¡Soy la herida y el cuchillo!
¡La mejilla y la bofetada!
Soy los miembros y la rueda.
Soy el verdugo y la víctima.
Baudelaire
Hoy 8 de septiembre se cumple un año del asesinato de Jair Magallanes. En este país nos encantan los eufemismos y yo no quiero usarlos ahora, la denuncia indirecta no funciona: Jair no murió, no falleció, no fue recogido por el Señor, Jair fue asesinado. Es obvio que he de mencionar la tragedia que significa para mi familia esto, algo tal vez irrelevante para los que no pertenecen a este clan. También tal vez así son de irrelevantes los otros miles asesinatos que el narcotráfico ha realizado en este país, todas esas muertes están tan lejanas de nosotros porque no son el pan que nos alimenta cada día, porque no conocemos a esos asesinados, porque el narcotráfico aparece en el inconsciente colectivo como un ente que simplemente ahí está y del que podemos hablar sin conocerlo a fondo más que a través de horribles noticias lejanas.
Nosotros, el bajío del país, no conocemos al narco en realidad, eso no significa que no nos rodee, sólo no lo vivimos como en otros lugares que al final lo llevan tan pegado a ellos que lo consideran ordinario; la muerte constituye la materia de todos sus días. La narcocultura los invita a pertenecer a sus filas como algo inevitable, en un extremo u otro, víctima o victimario. A veces ya no importa si es verdad o ficción, el mito sangriento que nos hemos creado lo rodea con un halo de veneración antes que de miedo. Ahí están como muestra los narcocorridos o las marchas a favor de grandes mercenarios. Sustantivos como cártel, sicario y muerte se repiten hasta el paroxismo en las noticias. El espectáculo brilla hasta opacar la destrucción de la que todos somos víctimas en esto que no es solo un tema de estadísticas o metodologías.

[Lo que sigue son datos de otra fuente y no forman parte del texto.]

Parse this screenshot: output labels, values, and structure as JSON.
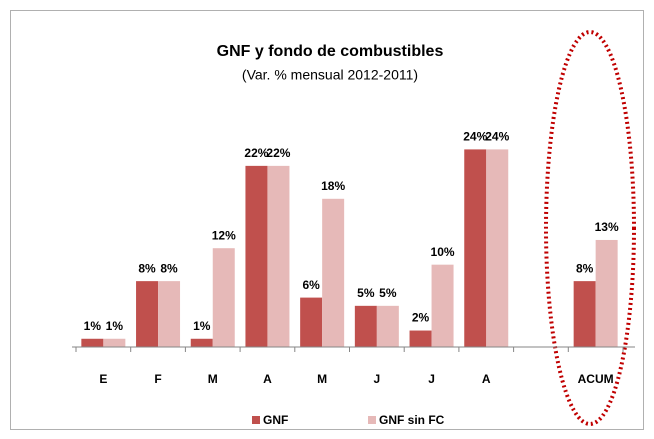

Nos atrevemos a responsabilizar al sistema por no combatir eficazmente la expansión de las drogas mientras inhalamos dos líneas de coca o le damos el jalón al faso. Odiamos a los homosexuales y los domingos cantamos que nos amemos todos como Él nos amó. Lamentamos el asesinato y violación de una bebé mientras el morbo nos incita a querer saber más. Por la mañana velamos a un conocido y salimos de fiesta esa noche porque el vivo al gozo. No somos contradictorios, pertenecemos al espectáculo.
Con profunda tristeza, me doy cuenta que Jair pertenece a otras estadísticas: 27 años, hijo, padre, esposo, hermano, maestro de escuela, talabartero y músico por mero gusto, jinete del Mango, su caballo, que como si de una canción ranchera se tratara le lloró en el funeral.

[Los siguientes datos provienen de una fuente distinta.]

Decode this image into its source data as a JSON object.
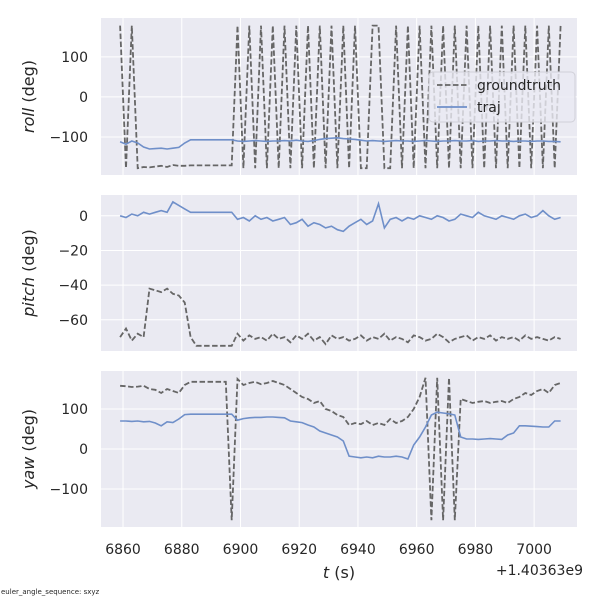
{
  "footnote": "euler_angle_sequence: sxyz",
  "chart_data": [
    {
      "type": "line",
      "ylabel_var": "roll",
      "ylabel_unit": " (deg)",
      "ylim": [
        -195,
        197
      ],
      "yticks": [
        -100,
        0,
        100
      ],
      "xlim": [
        6852.5,
        7014.6
      ],
      "xticks": [
        6860,
        6880,
        6900,
        6920,
        6940,
        6960,
        6980,
        7000
      ],
      "grid": true,
      "legend": {
        "placement": "right",
        "entries": [
          "groundtruth",
          "traj"
        ]
      },
      "series": [
        {
          "name": "groundtruth",
          "style": "dashed",
          "color": "#666666",
          "values": [
            178,
            -178,
            178,
            -178,
            -175,
            -176,
            -174,
            -172,
            -175,
            -170,
            -172,
            -172,
            -171,
            -171,
            -171,
            -171,
            -171,
            -171,
            -171,
            -171,
            178,
            -178,
            178,
            -178,
            178,
            -178,
            178,
            -178,
            178,
            -178,
            178,
            -178,
            178,
            -178,
            178,
            -178,
            178,
            -178,
            178,
            -178,
            178,
            -178,
            -178,
            178,
            178,
            -178,
            -178,
            178,
            -178,
            178,
            -178,
            178,
            -178,
            178,
            -178,
            178,
            -178,
            178,
            -178,
            178,
            -178,
            178,
            -178,
            178,
            -178,
            178,
            -178,
            178,
            -178,
            178,
            -178,
            178,
            -178,
            178,
            -178,
            178
          ]
        },
        {
          "name": "traj",
          "style": "solid",
          "color": "#6f8fc9",
          "values": [
            -112,
            -118,
            -110,
            -115,
            -125,
            -130,
            -129,
            -128,
            -130,
            -128,
            -126,
            -115,
            -107,
            -107,
            -107,
            -107,
            -107,
            -107,
            -107,
            -107,
            -110,
            -111,
            -110,
            -109,
            -110,
            -111,
            -110,
            -110,
            -109,
            -110,
            -108,
            -110,
            -111,
            -109,
            -106,
            -104,
            -103,
            -102,
            -104,
            -105,
            -106,
            -108,
            -110,
            -109,
            -110,
            -111,
            -110,
            -109,
            -110,
            -110,
            -111,
            -110,
            -109,
            -110,
            -111,
            -110,
            -110,
            -109,
            -110,
            -110,
            -109,
            -111,
            -110,
            -110,
            -109,
            -110,
            -110,
            -111,
            -110,
            -110,
            -111,
            -110,
            -110,
            -111,
            -111,
            -112
          ]
        }
      ]
    },
    {
      "type": "line",
      "ylabel_var": "pitch",
      "ylabel_unit": " (deg)",
      "ylim": [
        -78,
        12
      ],
      "yticks": [
        -60,
        -40,
        -20,
        0
      ],
      "xlim": [
        6852.5,
        7014.6
      ],
      "xticks": [
        6860,
        6880,
        6900,
        6920,
        6940,
        6960,
        6980,
        7000
      ],
      "grid": true,
      "series": [
        {
          "name": "groundtruth",
          "style": "dashed",
          "color": "#666666",
          "values": [
            -70,
            -65,
            -72,
            -68,
            -70,
            -42,
            -43,
            -44,
            -42,
            -45,
            -46,
            -50,
            -70,
            -75,
            -75,
            -75,
            -75,
            -75,
            -75,
            -75,
            -68,
            -72,
            -69,
            -71,
            -70,
            -72,
            -68,
            -71,
            -70,
            -73,
            -69,
            -71,
            -68,
            -72,
            -70,
            -74,
            -69,
            -71,
            -70,
            -72,
            -71,
            -69,
            -72,
            -70,
            -71,
            -68,
            -72,
            -70,
            -71,
            -73,
            -69,
            -70,
            -72,
            -71,
            -68,
            -70,
            -73,
            -71,
            -70,
            -69,
            -72,
            -70,
            -71,
            -69,
            -72,
            -70,
            -71,
            -70,
            -72,
            -69,
            -71,
            -70,
            -71,
            -72,
            -70,
            -71
          ]
        },
        {
          "name": "traj",
          "style": "solid",
          "color": "#6f8fc9",
          "values": [
            0,
            -1,
            1,
            0,
            2,
            1,
            2,
            3,
            2,
            8,
            6,
            4,
            2,
            2,
            2,
            2,
            2,
            2,
            2,
            2,
            -2,
            -1,
            -3,
            0,
            -2,
            -1,
            -3,
            -2,
            -1,
            -5,
            -4,
            -2,
            -6,
            -4,
            -5,
            -7,
            -6,
            -8,
            -9,
            -6,
            -4,
            -2,
            -5,
            -3,
            7,
            -7,
            -2,
            -1,
            -3,
            -1,
            -2,
            0,
            -1,
            -2,
            0,
            -1,
            -3,
            -2,
            1,
            0,
            -1,
            2,
            0,
            -1,
            -2,
            0,
            -1,
            -2,
            0,
            1,
            -1,
            0,
            3,
            0,
            -2,
            -1
          ]
        }
      ]
    },
    {
      "type": "line",
      "ylabel_var": "yaw",
      "ylabel_unit": " (deg)",
      "ylim": [
        -195,
        195
      ],
      "yticks": [
        -100,
        0,
        100
      ],
      "xlim": [
        6852.5,
        7014.6
      ],
      "xticks": [
        6860,
        6880,
        6900,
        6920,
        6940,
        6960,
        6980,
        7000
      ],
      "xlabel_var": "t",
      "xlabel_unit": " (s)",
      "x_offset_label": "+1.40363e9",
      "grid": true,
      "series": [
        {
          "name": "groundtruth",
          "style": "dashed",
          "color": "#666666",
          "values": [
            158,
            157,
            155,
            156,
            158,
            150,
            148,
            140,
            150,
            145,
            140,
            160,
            168,
            168,
            168,
            168,
            168,
            168,
            168,
            -178,
            175,
            160,
            165,
            168,
            162,
            165,
            170,
            165,
            160,
            150,
            140,
            130,
            125,
            115,
            120,
            100,
            95,
            85,
            80,
            60,
            65,
            62,
            70,
            60,
            65,
            60,
            75,
            65,
            70,
            80,
            100,
            130,
            178,
            -178,
            178,
            -178,
            178,
            -178,
            125,
            120,
            115,
            118,
            120,
            115,
            118,
            120,
            115,
            125,
            130,
            140,
            135,
            145,
            150,
            140,
            160,
            165
          ]
        },
        {
          "name": "traj",
          "style": "solid",
          "color": "#6f8fc9",
          "values": [
            70,
            70,
            69,
            70,
            68,
            69,
            65,
            58,
            68,
            66,
            75,
            86,
            87,
            87,
            87,
            87,
            87,
            87,
            87,
            87,
            72,
            76,
            78,
            79,
            79,
            80,
            80,
            79,
            78,
            70,
            68,
            66,
            60,
            55,
            45,
            40,
            35,
            30,
            20,
            -18,
            -20,
            -22,
            -20,
            -22,
            -18,
            -20,
            -20,
            -18,
            -20,
            -25,
            10,
            30,
            55,
            85,
            92,
            90,
            88,
            85,
            30,
            25,
            25,
            24,
            25,
            26,
            25,
            24,
            35,
            40,
            58,
            58,
            57,
            56,
            55,
            55,
            70,
            70
          ]
        }
      ]
    }
  ],
  "x": [
    6859,
    6861,
    6863,
    6865,
    6867,
    6869,
    6871,
    6873,
    6875,
    6877,
    6879,
    6881,
    6883,
    6885,
    6887,
    6889,
    6891,
    6893,
    6895,
    6897,
    6899,
    6901,
    6903,
    6905,
    6907,
    6909,
    6911,
    6913,
    6915,
    6917,
    6919,
    6921,
    6923,
    6925,
    6927,
    6929,
    6931,
    6933,
    6935,
    6937,
    6939,
    6941,
    6943,
    6945,
    6947,
    6949,
    6951,
    6953,
    6955,
    6957,
    6959,
    6961,
    6963,
    6965,
    6967,
    6969,
    6971,
    6973,
    6975,
    6977,
    6979,
    6981,
    6983,
    6985,
    6987,
    6989,
    6991,
    6993,
    6995,
    6997,
    6999,
    7001,
    7003,
    7005,
    7007,
    7009
  ],
  "colors": {
    "axes_bg": "#eaeaf2",
    "grid": "#ffffff",
    "text": "#262626"
  }
}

También mi primo hermano fue un episodio más de un periódico de nota roja, sigue siendo un expediente en la ministerial y por toda la vida será un dolor inmenso que inunda el corazón de los que lo conocimos.
Es difícil creer y entender que a personas como nosotros, de a pie, ordinarias, sin problemas con nadie nos tocara enfrentarnos a algo así. Nadie lo cree. Nadie está preparado. Nadie, después de un año, ha logrado la resignación. En un mundo tan sanguinario como este ha demostrado ser, nadie se quiere ver envuelto en el protagonismo del dolor.
Lo que parecía ser una denuncia al inicio de este texto, se ha vuelto un mero vehículo anecdótico y sentimental, no me arrepiento. Que sea un tributo a las familias que viven la tragedia del arrebato de un amado y que como pueden continúan su vida, ya no solo clamando justicia, sino rogando por paz.